Medicare documentation files
1996 form version raw data documentation downloaded from: https://www.cms.gov/Research-Statistics-Data-and-Systems/Downloadable-Public-Use-Files/Cost-Reports/Hospital-1996-form.html
2010 form version raw data documentation downloaded from: https://www.cms.gov/Research-Statistics-Data-and-Systems/Downloadable-Public-Use-Files/Cost-Reports/Hospital-2010-form.html
1996 form original source removed, but equivalent to download and piecing together of individual worksheets from: https://www.costreportdata.com/worksheet_formats.html
2010 form downloaded from: https://www.cms.gov/Regulations-and-Guidance/Guidance/Transmittals/Downloads/R3P240f.pdf
1996 instructions (with explanations of each form item) downloaded from: https://www.cms.gov/Regulations-and-Guidance/Guidance/Transmittals/downloads/R8P236.pdf
2010 instructions (with explanations of each form item) downloaded from: https://www.cms.gov/Regulations-and-Guidance/Guidance/Transmittals/downloads/R1P240.pdf
Instructions for use
- Look at the documentation files to note the (worksheet ID, line number, column number, and variable name) of each desired variable and modify clean_cost_report.py to include those. a. Note that any 'A' characters in the column identifier on the worksheet are converted to '1' for potential looping convenience. b. When entering a line number or column number, add '00' after the number itself. For example, to get line 1, enter 100. Enter the worksheet and variable name as strings, and enter the line and column numbers as numbers. c. Convert the worksheet names (e.g., 'Worksheet S-2, Part I') into worksheet IDs (e.g., 'S200001') with the worksheet codes file in the raw data documentation. d. The sample variable lists given are for the 1996 form.

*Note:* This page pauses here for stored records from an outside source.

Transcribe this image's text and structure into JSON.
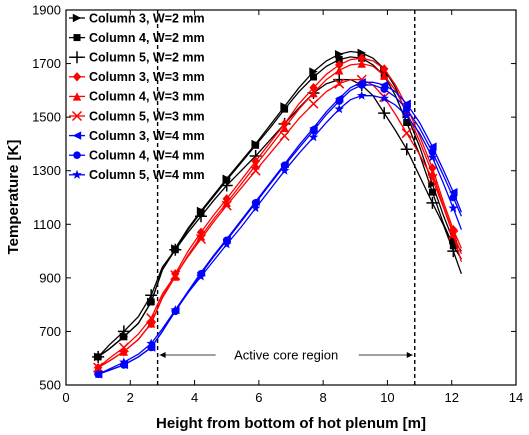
{
  "chart_data": {
    "type": "line",
    "xlabel": "Height from bottom of hot plenum [m]",
    "ylabel": "Temperature [K]",
    "xlim": [
      0,
      14
    ],
    "ylim": [
      500,
      1900
    ],
    "xticks": [
      0,
      2,
      4,
      6,
      8,
      10,
      12,
      14
    ],
    "yticks": [
      500,
      700,
      900,
      1100,
      1300,
      1500,
      1700,
      1900
    ],
    "xtick_labels": [
      "0",
      "2",
      "4",
      "6",
      "8",
      "10",
      "12",
      "14"
    ],
    "ytick_labels": [
      "500",
      "700",
      "900",
      "1100",
      "1300",
      "1500",
      "1700",
      "1900"
    ],
    "grid": false,
    "legend_position": "top-left",
    "x": [
      1.0,
      1.35,
      1.8,
      2.25,
      2.65,
      3.0,
      3.4,
      3.8,
      4.2,
      4.6,
      5.0,
      5.45,
      5.9,
      6.35,
      6.8,
      7.25,
      7.7,
      8.1,
      8.5,
      8.85,
      9.2,
      9.55,
      9.9,
      10.25,
      10.6,
      11.0,
      11.4,
      11.75,
      12.05,
      12.3
    ],
    "series": [
      {
        "name": "Column 3, W=2 mm",
        "color": "#000000",
        "marker": "triangle-right",
        "values": [
          605,
          635,
          680,
          730,
          810,
          930,
          1010,
          1085,
          1150,
          1210,
          1270,
          1335,
          1400,
          1470,
          1540,
          1610,
          1670,
          1710,
          1735,
          1745,
          1740,
          1720,
          1680,
          1610,
          1510,
          1390,
          1250,
          1130,
          1040,
          1000
        ]
      },
      {
        "name": "Column 4, W=2 mm",
        "color": "#000000",
        "marker": "square",
        "values": [
          605,
          635,
          680,
          730,
          810,
          930,
          1005,
          1080,
          1145,
          1205,
          1265,
          1330,
          1395,
          1460,
          1530,
          1595,
          1650,
          1690,
          1715,
          1725,
          1720,
          1695,
          1655,
          1580,
          1480,
          1360,
          1220,
          1100,
          1020,
          970
        ]
      },
      {
        "name": "Column 5, W=2 mm",
        "color": "#000000",
        "marker": "plus",
        "values": [
          605,
          650,
          700,
          755,
          835,
          940,
          1005,
          1070,
          1130,
          1190,
          1245,
          1300,
          1355,
          1415,
          1475,
          1535,
          1590,
          1625,
          1640,
          1640,
          1620,
          1580,
          1515,
          1450,
          1380,
          1280,
          1180,
          1095,
          1000,
          915
        ]
      },
      {
        "name": "Column 3, W=3 mm",
        "color": "#ff0000",
        "marker": "diamond",
        "values": [
          565,
          590,
          625,
          670,
          730,
          830,
          915,
          1000,
          1070,
          1135,
          1195,
          1265,
          1335,
          1405,
          1475,
          1550,
          1610,
          1660,
          1695,
          1715,
          1720,
          1710,
          1680,
          1620,
          1540,
          1430,
          1310,
          1180,
          1080,
          1010
        ]
      },
      {
        "name": "Column 4, W=3 mm",
        "color": "#ff0000",
        "marker": "triangle-up",
        "values": [
          565,
          590,
          625,
          670,
          730,
          825,
          905,
          985,
          1055,
          1120,
          1180,
          1250,
          1320,
          1390,
          1460,
          1530,
          1590,
          1640,
          1675,
          1695,
          1700,
          1690,
          1655,
          1600,
          1520,
          1410,
          1290,
          1165,
          1065,
          990
        ]
      },
      {
        "name": "Column 5, W=3 mm",
        "color": "#ff0000",
        "marker": "x",
        "values": [
          565,
          600,
          640,
          690,
          750,
          840,
          910,
          980,
          1045,
          1110,
          1170,
          1235,
          1300,
          1365,
          1430,
          1495,
          1550,
          1595,
          1625,
          1640,
          1640,
          1620,
          1575,
          1510,
          1440,
          1360,
          1270,
          1160,
          1060,
          960
        ]
      },
      {
        "name": "Column 3, W=4 mm",
        "color": "#0000ff",
        "marker": "triangle-left",
        "values": [
          540,
          555,
          575,
          605,
          640,
          700,
          780,
          850,
          920,
          985,
          1045,
          1115,
          1185,
          1255,
          1325,
          1395,
          1460,
          1520,
          1570,
          1610,
          1630,
          1630,
          1620,
          1595,
          1550,
          1480,
          1390,
          1300,
          1220,
          1145
        ]
      },
      {
        "name": "Column 4, W=4 mm",
        "color": "#0000ff",
        "marker": "circle",
        "values": [
          540,
          555,
          575,
          605,
          640,
          700,
          775,
          845,
          915,
          980,
          1040,
          1110,
          1180,
          1250,
          1320,
          1385,
          1450,
          1510,
          1560,
          1600,
          1620,
          1620,
          1605,
          1575,
          1530,
          1460,
          1370,
          1280,
          1200,
          1130
        ]
      },
      {
        "name": "Column 5, W=4 mm",
        "color": "#0000ff",
        "marker": "star",
        "values": [
          540,
          560,
          585,
          615,
          655,
          710,
          780,
          845,
          905,
          965,
          1025,
          1090,
          1160,
          1230,
          1300,
          1365,
          1425,
          1480,
          1530,
          1565,
          1580,
          1580,
          1570,
          1545,
          1505,
          1440,
          1350,
          1250,
          1160,
          1080
        ]
      }
    ],
    "vlines": [
      2.85,
      10.85
    ],
    "annotation": {
      "text": "Active core region",
      "x_start": 2.85,
      "x_end": 10.85,
      "y": 612
    }
  }
}
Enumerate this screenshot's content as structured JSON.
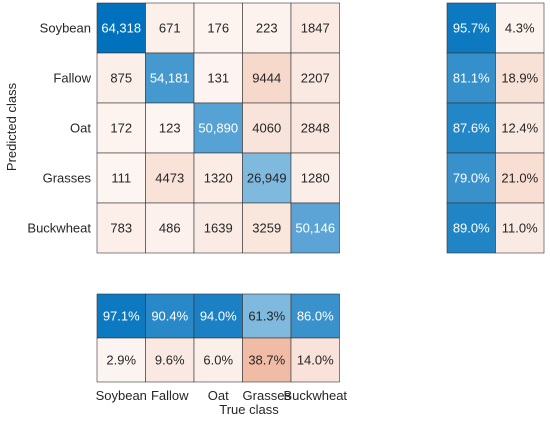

- Download and unzip the folders for the desired years from the Medicare Cost Reports archive: https://www.cms.gov/Research-Statistics-Data-and-Systems/Downloadable-Public-Use-Files/Cost-Reports/Cost-Reports-by-Fiscal-Year.html. Make sure to download the 'Hospital' type files.
- In clean_costreport.py, change the 'userdirectory' variable to the relevant path. It should be the path for the folder that contains the unzipped folders with titles like 'HOSPFY2010' and 'HOSP10FY2010.'
- Go to the folder with clean_cost_report.py on Terminal.
- Type 'python clean_cost_report.py [VERSION] [START YEAR] [END YEAR]', where [VERSION] is replaced by 'version1996' or 'version2010' and [START YEAR] and [END YEAR] are replaced by the first and last years of data desired by the user, e.g., '2011 2014'.*
- The form version is taken as an explicit argument to emphasize that the program must be run separately on each form version. This is because the line and column number for the same variable may differ across form versions, so they must be selected for each form version separately. If the user’s chosen time range includes a year during which CMS accepted both form versions (such that the user must use both form versions to get the complete dataset of all hospitals), then a warning is printed.
** Note that this was written for Python 3. Python 2 users may have to make additional changes (e.g., 'print()' to 'print ').